Assignment 9 – Text Toolkit and Document Analysis

Due Date: Thursday, December 5th, 9am

Assignment Overview

In this assignment, you will:

  1. Learn how to use a toolkit for text analysis
  2. Learn about stemming and using stop words
  3. Create an index for documents in a collection
  4. Process a search query and return relevant documents
  5. Reflect on your experiences

Download as: Word | PDF

Text files for the assignment:

Submission Requirements

You will submit a file called YourNameA9report.pdf, which will include

  • Short answers to each of the reflection prompts below.
  • The chart that you will create in Part 4.
  • Your vector plot of your search query from Reflection 4.

Instructions

Peter Holme’s word stemmer is a web-based text analysis tool which walks you through the processes of stemming and analyzing documents. These are the steps one would go through while creating an index of a document which can be used for IR.

Part 0

  1. Go to http://holme.se/stem/
  2. Open A9_text.txt This file contains text you know well, the first three paragraphs of TDO.
  3. Read the text, copy it and paste it into the Text field in the word stemmer.

Part 1

  • Click the “Don’t use any stopwords” checkbox in Extra super fun stuff.
  • Increase the number of words for word count to 100.
  • Leave all other settings at their default.
  • Click Send.
  • Look at the results in Step 1 on the right.

➪ Reflection 1 (1 point)

  • Why did some words disappear?
  • Why do we want to remove these terms/words and what are some problems that may arise when we do so?

Part 2.1

  • Change the minimum number of characters in a word to 1.
  • Run the analysis again. Look at the results in Step 1, and note what got added back and what is still missing. Now, look at Step 2 and check out how words were stemmed.

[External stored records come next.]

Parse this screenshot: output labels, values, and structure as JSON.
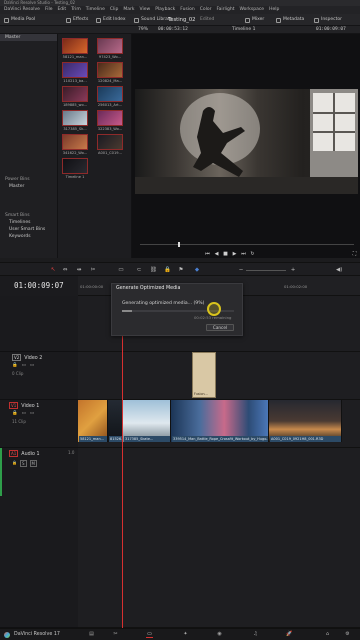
{
  "window": {
    "title": "DaVinci Resolve Studio - Testing_02"
  },
  "menu": {
    "items": [
      "DaVinci Resolve",
      "File",
      "Edit",
      "Trim",
      "Timeline",
      "Clip",
      "Mark",
      "View",
      "Playback",
      "Fusion",
      "Color",
      "Fairlight",
      "Workspace",
      "Help"
    ]
  },
  "toolbar": {
    "media_pool": "Media Pool",
    "effects": "Effects",
    "edit_index": "Edit Index",
    "sound_library": "Sound Library",
    "project_name": "Testing_02",
    "project_status": "Edited",
    "mixer": "Mixer",
    "metadata": "Metadata",
    "inspector": "Inspector"
  },
  "viewer": {
    "zoom": "79%",
    "source_timecode": "00:00:53:12",
    "timeline_name": "Timeline 1",
    "record_timecode": "01:00:09:07"
  },
  "bins": {
    "master": "Master",
    "power_bins_title": "Power Bins",
    "power_master": "Master",
    "smart_bins_title": "Smart Bins",
    "smart_items": [
      "Timelines",
      "User Smart Bins",
      "Keywords"
    ]
  },
  "media_clips": [
    {
      "name": "58121_man..."
    },
    {
      "name": "97423_Wo..."
    },
    {
      "name": "110213_ba..."
    },
    {
      "name": "120824_Ma..."
    },
    {
      "name": "189885_wo..."
    },
    {
      "name": "256013_Art..."
    },
    {
      "name": "317385_Sk..."
    },
    {
      "name": "322383_Wo..."
    },
    {
      "name": "341622_Wo..."
    },
    {
      "name": "A001_C019..."
    },
    {
      "name": "Timeline 1"
    }
  ],
  "timeline": {
    "timecode": "01:00:09:07",
    "ruler_marks": [
      "01:00:00:00",
      "01:00:02:00"
    ],
    "tracks": [
      {
        "id": "V2",
        "name": "Video 2",
        "clips": "0 Clip"
      },
      {
        "id": "V1",
        "name": "Video 1",
        "clips": "11 Clip"
      },
      {
        "id": "A1",
        "name": "Audio 1",
        "level": "1.0"
      }
    ],
    "v1_clips": [
      "58121_man...",
      "81526...",
      "317385_Skate...",
      "339514_Man_Battle_Rope_Crossfit_Workout_by_Hugo...",
      "A001_C019_0921H8_001.R3D"
    ],
    "v2_clip": "Fusion..."
  },
  "dialog": {
    "title": "Generate Optimized Media",
    "message": "Generating optimized media... (9%)",
    "remaining": "00:02:53 remaining",
    "progress_percent": 9,
    "cancel": "Cancel"
  },
  "bottom": {
    "app": "DaVinci Resolve 17"
  },
  "colors": {
    "accent_red": "#d63030",
    "clip_blue": "#2c4a66",
    "thumb_border": "#8e2a2a"
  }
}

➪ Reflection 2.1 (1 point)

Pick three stemmed words from the list, and for each, answer the following:

  • Why was that stem chosen?
  • What problems might arise with that stem?

Part 2.2

  • Next, look at the Word Count list in Step 4: Notice the number of words and the frequency.
  • Are there any words that surprise you in this list?

➪ Reflection 2.2 (1 point)

  • How much about the article can be inferred from the words on this list?
  • Looking at the word frequency, where would you draw the line to eliminate stop words?

Part 3

  • Uncheck the don’t use any stopwords checkbox.
  • Take the top 10 words of the resulting word frequency list from the last analysis that you think should be used as stopwords. Enter them into the stopwords box and then run the analysis.
  • Copy the resulting Word Count list (Step 4) into a table or spreadsheet.
  • Next, delete the list you just added to the stopwords and run the analysis again. (When the stopwords box is empty, it will run using a default list of stopwords, which you can see in Step 3).
  • Copy these new Word Count results (Step 4) into your table and compare them with your previous results to see how the list and frequencies changed.

➪ Reflection 3 (1 point)

  • Why do you think the system chose some of the stopwords? Are there any words that surprise you?
  • Why are the stopwords stemmed?

Part 4

  • Run A9_text2.txt, A9_text3.txt, and A9_text4.txt through the system and copy each resulting word count list into separate parts of a spreadsheet. Now you have an index for each document in your collection (note that in a real system you would want the full index – for simplicity’s sake, we’ve cut it off at 100 terms).
  • Now you get to play the part of a search engine. You will now manually run the query “Organizing System” on your collection of three documents.
  • For each document, find the term frequency (tf) for each term in the query. Record each calculation in a chart like the one below.
  • Calculate the idf for each term. List it in your chart and show your work in Reflection 4.
  • Calculate the tf-idf for each document. Again, show your work in Reflection 4.

➪Reflection 4 (6 points)

  • As indicated before, show us your work in calculating tf, idf, and tf-idf. (2 points)
  • In a simple graph, draw the vector plot for your search query (you can do this by hand or in software). (2 points)
  • Which document appears to best fit your query? Why? (1 points)
  • What does tf-idf allow you to deduce that using term frequency alone does not? (1 point)
Term tf
for doc 1
tf
for doc 2
tf
for doc 3
idf tf-idf
for doc 1
tf-idf
for doc 2
tf-idf
for doc 3
organizing
system

Extra Credit (1 point):

  • Calculate the cosine similarity between your top two documents and the query. Show your work. Which is now the best fit for your query? Why?